Liquidity risk – Similar to the traditional financial system, the DeFi platforms do not exclude bank runs. Although, unlike traditional banking, loan-to-deposit ratios in the DeFi applications must remain below 100%, it is possible that, for example, during a major market downturn, many depositors may decide to withdraw their assets from the platform, causing liquidity problems. This risk is amplified by the fact that the majority of deposits to the DeFi platforms are made by individual users.
Security risk of ‘bridges’ – As the different blockchains are not interoperable, the conversion of one cryptocurrency to another requires bridge platforms to engage in the process for the investor. However, these platforms are easier to attack than many other DeFi applications, as they are usually protocols controlled by individuals and are not regulated or properly secured. Due to their vulnerability, a number of large-scale asset thefts have occurred on these platforms.

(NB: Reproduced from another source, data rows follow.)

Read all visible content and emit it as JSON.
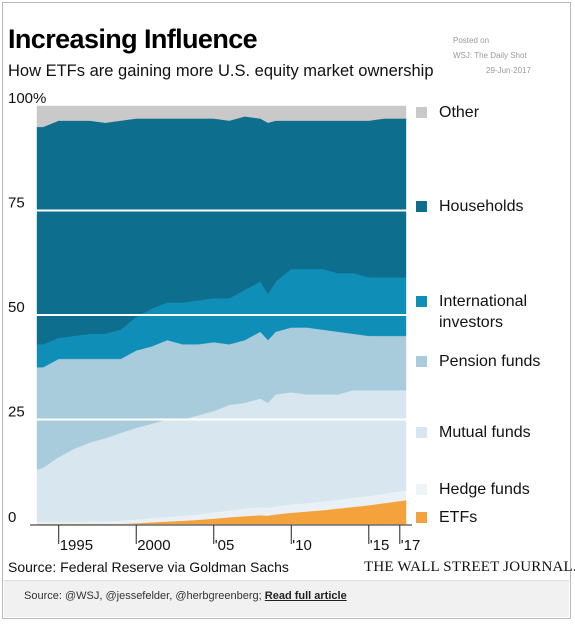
{
  "header": {
    "title": "Increasing Influence",
    "subtitle": "How ETFs are gaining more U.S. equity market ownership"
  },
  "posted": {
    "line1": "Posted on",
    "line2": "WSJ: The Daily Shot",
    "line3": "29-Jun-2017"
  },
  "source": "Source: Federal Reserve via Goldman Sachs",
  "masthead": "THE WALL STREET JOURNAL.",
  "footer": {
    "credit": "Source: @WSJ, @jessefelder, @herbgreenberg; ",
    "link_label": "Read full article"
  },
  "colors": {
    "etfs": "#f4a23c",
    "hedge_funds": "#eaf1f6",
    "mutual_funds": "#d7e6ef",
    "pension_funds": "#a9ccdc",
    "international_investors": "#0f8fb8",
    "households": "#0e6e8e",
    "other": "#c9c9c9",
    "gridline": "#ffffff"
  },
  "chart_data": {
    "type": "area",
    "stacked": true,
    "title": "Increasing Influence",
    "subtitle": "How ETFs are gaining more U.S. equity market ownership",
    "xlabel": "",
    "ylabel": "",
    "y_unit": "%",
    "xlim": [
      1993.6,
      2017.4
    ],
    "ylim": [
      0,
      100
    ],
    "x_ticks": [
      {
        "value": 1995,
        "label": "1995"
      },
      {
        "value": 2000,
        "label": "2000"
      },
      {
        "value": 2005,
        "label": "'05"
      },
      {
        "value": 2010,
        "label": "'10"
      },
      {
        "value": 2015,
        "label": "'15"
      },
      {
        "value": 2017,
        "label": "'17"
      }
    ],
    "y_ticks": [
      {
        "value": 0,
        "label": "0"
      },
      {
        "value": 25,
        "label": "25"
      },
      {
        "value": 50,
        "label": "50"
      },
      {
        "value": 75,
        "label": "75"
      },
      {
        "value": 100,
        "label": "100%"
      }
    ],
    "x": [
      1993.6,
      1994,
      1995,
      1996,
      1997,
      1998,
      1999,
      2000,
      2001,
      2002,
      2003,
      2004,
      2005,
      2006,
      2007,
      2008,
      2008.5,
      2009,
      2010,
      2011,
      2012,
      2013,
      2014,
      2015,
      2016,
      2017,
      2017.4
    ],
    "series": [
      {
        "name": "ETFs",
        "color": "#f4a23c",
        "values": [
          0,
          0,
          0,
          0,
          0,
          0,
          0,
          0.2,
          0.4,
          0.6,
          0.8,
          1.0,
          1.3,
          1.6,
          1.9,
          2.1,
          2.0,
          2.3,
          2.7,
          3.0,
          3.3,
          3.7,
          4.1,
          4.5,
          5.0,
          5.5,
          5.7
        ]
      },
      {
        "name": "Hedge funds",
        "color": "#eaf1f6",
        "values": [
          0.5,
          0.5,
          0.5,
          0.5,
          0.6,
          0.7,
          0.8,
          0.9,
          1.0,
          1.1,
          1.2,
          1.3,
          1.5,
          1.6,
          1.8,
          1.9,
          1.9,
          1.9,
          2.0,
          2.0,
          2.1,
          2.1,
          2.2,
          2.2,
          2.3,
          2.3,
          2.3
        ]
      },
      {
        "name": "Mutual funds",
        "color": "#d7e6ef",
        "values": [
          12.5,
          13.0,
          15.5,
          17.5,
          18.9,
          19.8,
          21.0,
          21.9,
          22.6,
          23.3,
          23.0,
          23.7,
          24.2,
          25.3,
          25.3,
          26.0,
          25.1,
          26.8,
          26.8,
          26.0,
          25.6,
          25.2,
          25.7,
          25.3,
          24.7,
          24.2,
          24.0
        ]
      },
      {
        "name": "Pension funds",
        "color": "#a9ccdc",
        "values": [
          24.5,
          24.0,
          23.5,
          21.5,
          20.0,
          19.0,
          17.7,
          18.5,
          18.5,
          19.0,
          18.0,
          17.0,
          16.5,
          14.5,
          15.0,
          16.0,
          15.0,
          15.0,
          15.5,
          16.0,
          15.5,
          15.0,
          13.5,
          13.0,
          13.0,
          13.0,
          13.0
        ]
      },
      {
        "name": "International investors",
        "color": "#0f8fb8",
        "values": [
          5.5,
          5.5,
          5.0,
          5.5,
          6.0,
          6.0,
          7.0,
          8.0,
          9.0,
          9.0,
          10.0,
          10.5,
          10.5,
          11.0,
          12.0,
          12.0,
          11.0,
          12.0,
          14.0,
          14.0,
          14.5,
          14.0,
          14.5,
          14.0,
          14.0,
          14.0,
          14.0
        ]
      },
      {
        "name": "Households",
        "color": "#0e6e8e",
        "values": [
          52.0,
          52.0,
          52.0,
          51.5,
          51.0,
          50.5,
          50.0,
          47.5,
          45.5,
          44.0,
          44.0,
          43.5,
          43.0,
          42.5,
          41.5,
          39.0,
          41.0,
          38.5,
          35.5,
          35.5,
          35.5,
          36.5,
          36.5,
          37.5,
          38.0,
          38.0,
          38.0
        ]
      },
      {
        "name": "Other",
        "color": "#c9c9c9",
        "values": [
          5.0,
          5.0,
          3.5,
          3.5,
          3.5,
          4.0,
          3.5,
          3.0,
          3.0,
          3.0,
          3.0,
          3.0,
          3.0,
          3.5,
          2.5,
          3.0,
          4.0,
          3.5,
          3.5,
          3.5,
          3.5,
          3.5,
          3.5,
          3.5,
          3.0,
          3.0,
          3.0
        ]
      }
    ],
    "legend": [
      "Other",
      "Households",
      "International investors",
      "Pension funds",
      "Mutual funds",
      "Hedge funds",
      "ETFs"
    ],
    "legend_placement": "right",
    "grid": true
  }
}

Cyber risks – As with everything related to the virtual world, the DeFi area of activity is not immune to various cyber threats. For example, direct attacks against the DeFi applications with the aim of stealing assets are possible. There may also be errors in the ‘smart contracts’ of the protocols that cannot be detected by sufficiently knowledgeable users. These vulnerabilities may be unintentional, generally exploited by malicious external forces, but there is also the possibility that the creators of the application have left ‘backdoors’ in the code for their own personal gain. As the DeFi applications generally run on blockchains created by third parties, they are also exposed to threats related attacking and affecting the blockchain.

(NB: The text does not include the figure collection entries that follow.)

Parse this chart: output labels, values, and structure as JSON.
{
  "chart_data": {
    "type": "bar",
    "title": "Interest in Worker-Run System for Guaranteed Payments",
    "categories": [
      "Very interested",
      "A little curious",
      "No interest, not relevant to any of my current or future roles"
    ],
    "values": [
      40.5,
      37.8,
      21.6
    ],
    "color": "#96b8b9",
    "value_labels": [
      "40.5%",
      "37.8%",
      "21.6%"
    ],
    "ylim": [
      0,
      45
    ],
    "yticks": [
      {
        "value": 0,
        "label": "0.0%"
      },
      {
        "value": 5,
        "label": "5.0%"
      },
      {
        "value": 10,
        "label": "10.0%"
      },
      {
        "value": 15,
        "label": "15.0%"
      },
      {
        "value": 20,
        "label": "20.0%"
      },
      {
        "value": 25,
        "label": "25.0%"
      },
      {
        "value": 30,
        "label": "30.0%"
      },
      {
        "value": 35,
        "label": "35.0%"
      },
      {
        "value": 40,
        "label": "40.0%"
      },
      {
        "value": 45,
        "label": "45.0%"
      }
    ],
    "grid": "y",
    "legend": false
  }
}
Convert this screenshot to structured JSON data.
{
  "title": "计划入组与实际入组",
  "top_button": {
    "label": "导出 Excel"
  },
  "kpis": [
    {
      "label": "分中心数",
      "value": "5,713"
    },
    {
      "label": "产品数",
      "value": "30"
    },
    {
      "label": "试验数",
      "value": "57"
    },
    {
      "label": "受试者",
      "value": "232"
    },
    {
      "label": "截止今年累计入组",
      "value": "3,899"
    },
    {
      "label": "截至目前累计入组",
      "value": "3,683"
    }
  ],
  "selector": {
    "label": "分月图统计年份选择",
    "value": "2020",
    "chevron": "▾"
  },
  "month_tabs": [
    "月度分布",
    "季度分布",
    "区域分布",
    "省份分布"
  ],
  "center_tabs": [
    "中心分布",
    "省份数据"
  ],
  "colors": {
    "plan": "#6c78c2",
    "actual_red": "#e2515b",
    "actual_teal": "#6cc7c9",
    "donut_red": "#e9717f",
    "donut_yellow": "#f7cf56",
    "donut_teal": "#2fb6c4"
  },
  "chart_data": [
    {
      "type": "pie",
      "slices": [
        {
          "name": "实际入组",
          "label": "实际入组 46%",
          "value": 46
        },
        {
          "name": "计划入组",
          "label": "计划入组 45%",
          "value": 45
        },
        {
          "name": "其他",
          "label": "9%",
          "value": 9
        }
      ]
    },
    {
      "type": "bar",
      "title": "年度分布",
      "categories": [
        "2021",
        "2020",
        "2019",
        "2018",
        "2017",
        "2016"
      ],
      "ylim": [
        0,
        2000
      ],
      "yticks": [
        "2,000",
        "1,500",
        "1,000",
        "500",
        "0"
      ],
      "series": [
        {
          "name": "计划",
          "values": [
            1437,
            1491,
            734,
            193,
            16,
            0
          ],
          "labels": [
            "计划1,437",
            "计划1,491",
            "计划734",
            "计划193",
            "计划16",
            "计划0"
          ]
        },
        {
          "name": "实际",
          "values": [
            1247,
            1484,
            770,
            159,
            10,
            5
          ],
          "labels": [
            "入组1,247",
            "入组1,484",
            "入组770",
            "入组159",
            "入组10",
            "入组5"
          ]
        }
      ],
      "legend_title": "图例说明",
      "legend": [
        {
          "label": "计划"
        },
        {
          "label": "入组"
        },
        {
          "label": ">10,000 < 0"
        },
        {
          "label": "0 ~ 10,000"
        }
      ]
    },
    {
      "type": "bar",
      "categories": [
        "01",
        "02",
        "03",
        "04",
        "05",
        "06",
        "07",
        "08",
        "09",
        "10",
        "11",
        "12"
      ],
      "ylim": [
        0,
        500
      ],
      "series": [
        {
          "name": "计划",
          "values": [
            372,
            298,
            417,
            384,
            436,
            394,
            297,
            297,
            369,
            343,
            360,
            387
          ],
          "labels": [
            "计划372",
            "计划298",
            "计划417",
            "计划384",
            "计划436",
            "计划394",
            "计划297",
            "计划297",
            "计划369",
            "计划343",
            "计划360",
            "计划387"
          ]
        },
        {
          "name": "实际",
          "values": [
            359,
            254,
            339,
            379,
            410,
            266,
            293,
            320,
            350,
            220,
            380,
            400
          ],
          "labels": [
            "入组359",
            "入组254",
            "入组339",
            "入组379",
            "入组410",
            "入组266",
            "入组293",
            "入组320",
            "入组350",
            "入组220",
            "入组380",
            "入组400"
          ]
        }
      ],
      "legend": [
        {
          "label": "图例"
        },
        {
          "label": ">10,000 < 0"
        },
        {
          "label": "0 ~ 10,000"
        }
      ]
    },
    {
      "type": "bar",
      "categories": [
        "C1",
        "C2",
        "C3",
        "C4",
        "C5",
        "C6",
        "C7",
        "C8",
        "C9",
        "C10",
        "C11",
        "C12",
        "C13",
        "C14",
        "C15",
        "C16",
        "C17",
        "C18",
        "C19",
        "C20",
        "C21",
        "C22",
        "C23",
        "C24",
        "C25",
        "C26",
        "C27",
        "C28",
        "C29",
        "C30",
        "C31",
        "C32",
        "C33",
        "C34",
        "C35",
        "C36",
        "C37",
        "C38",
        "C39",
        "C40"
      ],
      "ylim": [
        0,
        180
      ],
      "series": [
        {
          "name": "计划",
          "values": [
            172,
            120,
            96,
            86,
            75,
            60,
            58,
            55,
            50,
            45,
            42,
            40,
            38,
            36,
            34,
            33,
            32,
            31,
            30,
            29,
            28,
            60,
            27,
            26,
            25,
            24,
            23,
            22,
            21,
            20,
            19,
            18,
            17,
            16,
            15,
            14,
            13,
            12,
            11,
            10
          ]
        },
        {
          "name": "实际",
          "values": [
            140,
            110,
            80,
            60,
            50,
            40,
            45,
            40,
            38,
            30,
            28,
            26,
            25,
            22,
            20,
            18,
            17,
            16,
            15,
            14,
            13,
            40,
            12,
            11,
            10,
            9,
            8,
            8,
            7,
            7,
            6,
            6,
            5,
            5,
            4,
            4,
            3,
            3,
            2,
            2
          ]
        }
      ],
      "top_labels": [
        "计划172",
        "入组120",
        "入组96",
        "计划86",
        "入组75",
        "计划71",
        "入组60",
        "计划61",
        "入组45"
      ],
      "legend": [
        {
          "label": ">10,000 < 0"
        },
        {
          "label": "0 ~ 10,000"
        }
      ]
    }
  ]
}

Possibly high transaction fees – Although one of the DeFi objectives involves low administrative costs, there are still high transaction fees (gas-fee) in different blockchains. As the DeFi system often requires several transactions to be carried out in order to perform one process (e.g. in order to obtain a loan, collateral must first be deposited), the rate payable on transactions may also exceed the required rate of return on transactions. Therefore, before using the DeFi application, it is important to find out what its fees are at the moment, in order not to lose out on potential revenue. In addition to high transaction fees in blockchains, ‘predatory lending’ may take place in the DeFi protocols, especially given the fact that the ‘roof margins’ on the cost of credit are unregulated there, unlike in the traditional financial system, or illegal activities are carried out under the DeFi umbrella, requiring a licence to provide a financial service.
Future of DeFi
Once the risks associated with the DeFi applications have been mitigated and regulatory compliance ensured, applications based on this technology could complement the conventional financial system in the future. Appropriate regulation and supervision of the DeFi solutions may also ultimately increase trust in these solutions and support their distribution.

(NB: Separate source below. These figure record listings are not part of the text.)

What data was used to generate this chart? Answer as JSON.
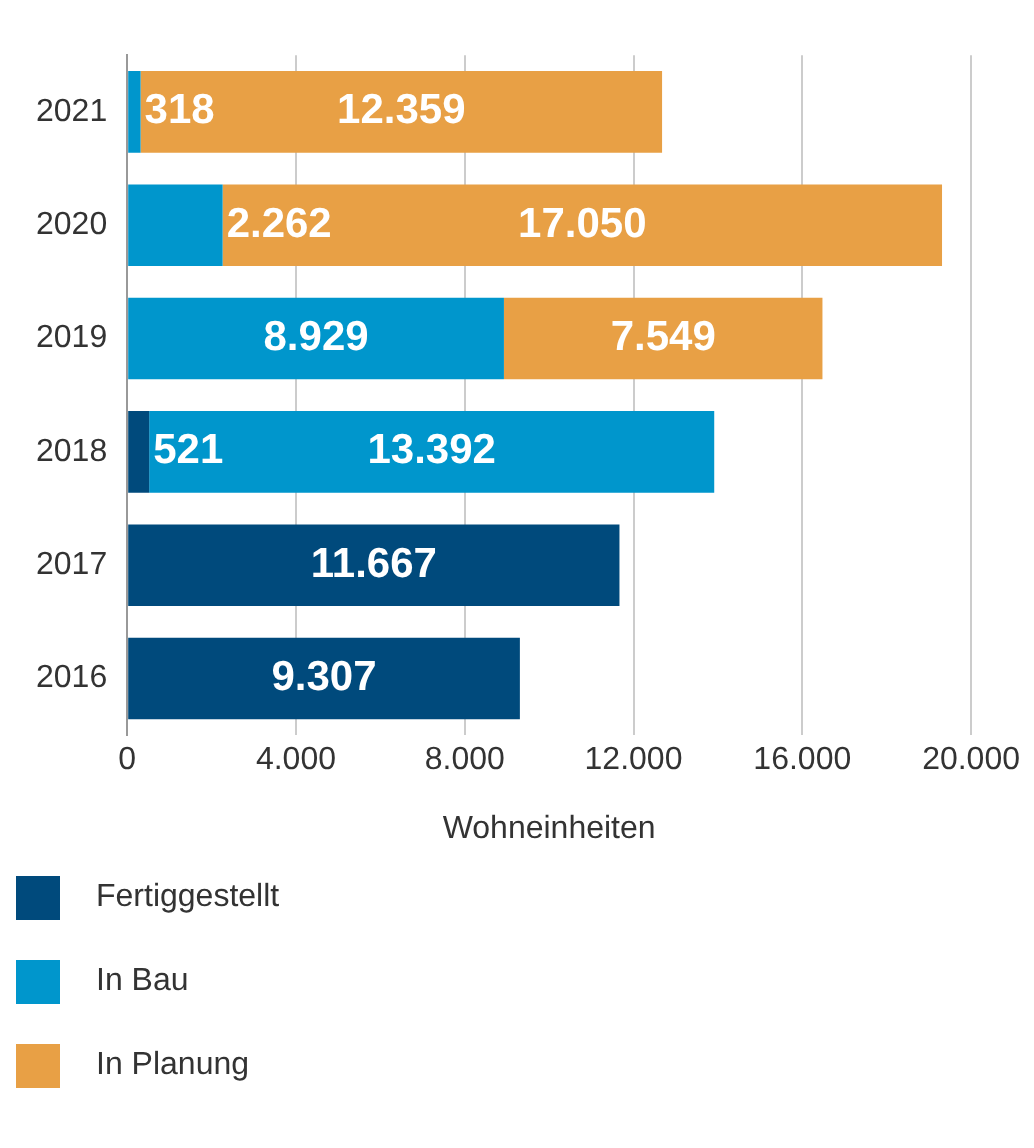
{
  "chart_data": {
    "type": "bar",
    "orientation": "horizontal",
    "stacked": true,
    "xlabel": "Wohneinheiten",
    "categories": [
      "2021",
      "2020",
      "2019",
      "2018",
      "2017",
      "2016"
    ],
    "series": [
      {
        "name": "Fertiggestellt",
        "color": "#004a7c",
        "values": [
          null,
          null,
          null,
          521,
          11667,
          9307
        ],
        "value_labels": [
          null,
          null,
          null,
          "521",
          "11.667",
          "9.307"
        ]
      },
      {
        "name": "In Bau",
        "color": "#0096cc",
        "values": [
          318,
          2262,
          8929,
          13392,
          null,
          null
        ],
        "value_labels": [
          "318",
          "2.262",
          "8.929",
          "13.392",
          null,
          null
        ]
      },
      {
        "name": "In Planung",
        "color": "#e8a045",
        "values": [
          12359,
          17050,
          7549,
          null,
          null,
          null
        ],
        "value_labels": [
          "12.359",
          "17.050",
          "7.549",
          null,
          null,
          null
        ]
      }
    ],
    "xlim": [
      0,
      20000
    ],
    "xticks": [
      {
        "value": 0,
        "label": "0"
      },
      {
        "value": 4000,
        "label": "4.000"
      },
      {
        "value": 8000,
        "label": "8.000"
      },
      {
        "value": 12000,
        "label": "12.000"
      },
      {
        "value": 16000,
        "label": "16.000"
      },
      {
        "value": 20000,
        "label": "20.000"
      }
    ],
    "grid": "x",
    "legend": "bottom"
  }
}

In the area of the treatment of the DeFi applications, the main challenge is to find solutions to the questions of which functions of the DeFi applications are covered by the existing legal framework and which need new rules; how to create a balance between the effectiveness of new rules and innovation; which parties (e.g. developers, holders of governance tokens, users) may be subject to regulation and how to identify them; which jurisdiction to apply to applications without a legal address; and how to avoid regulatory arbitrage.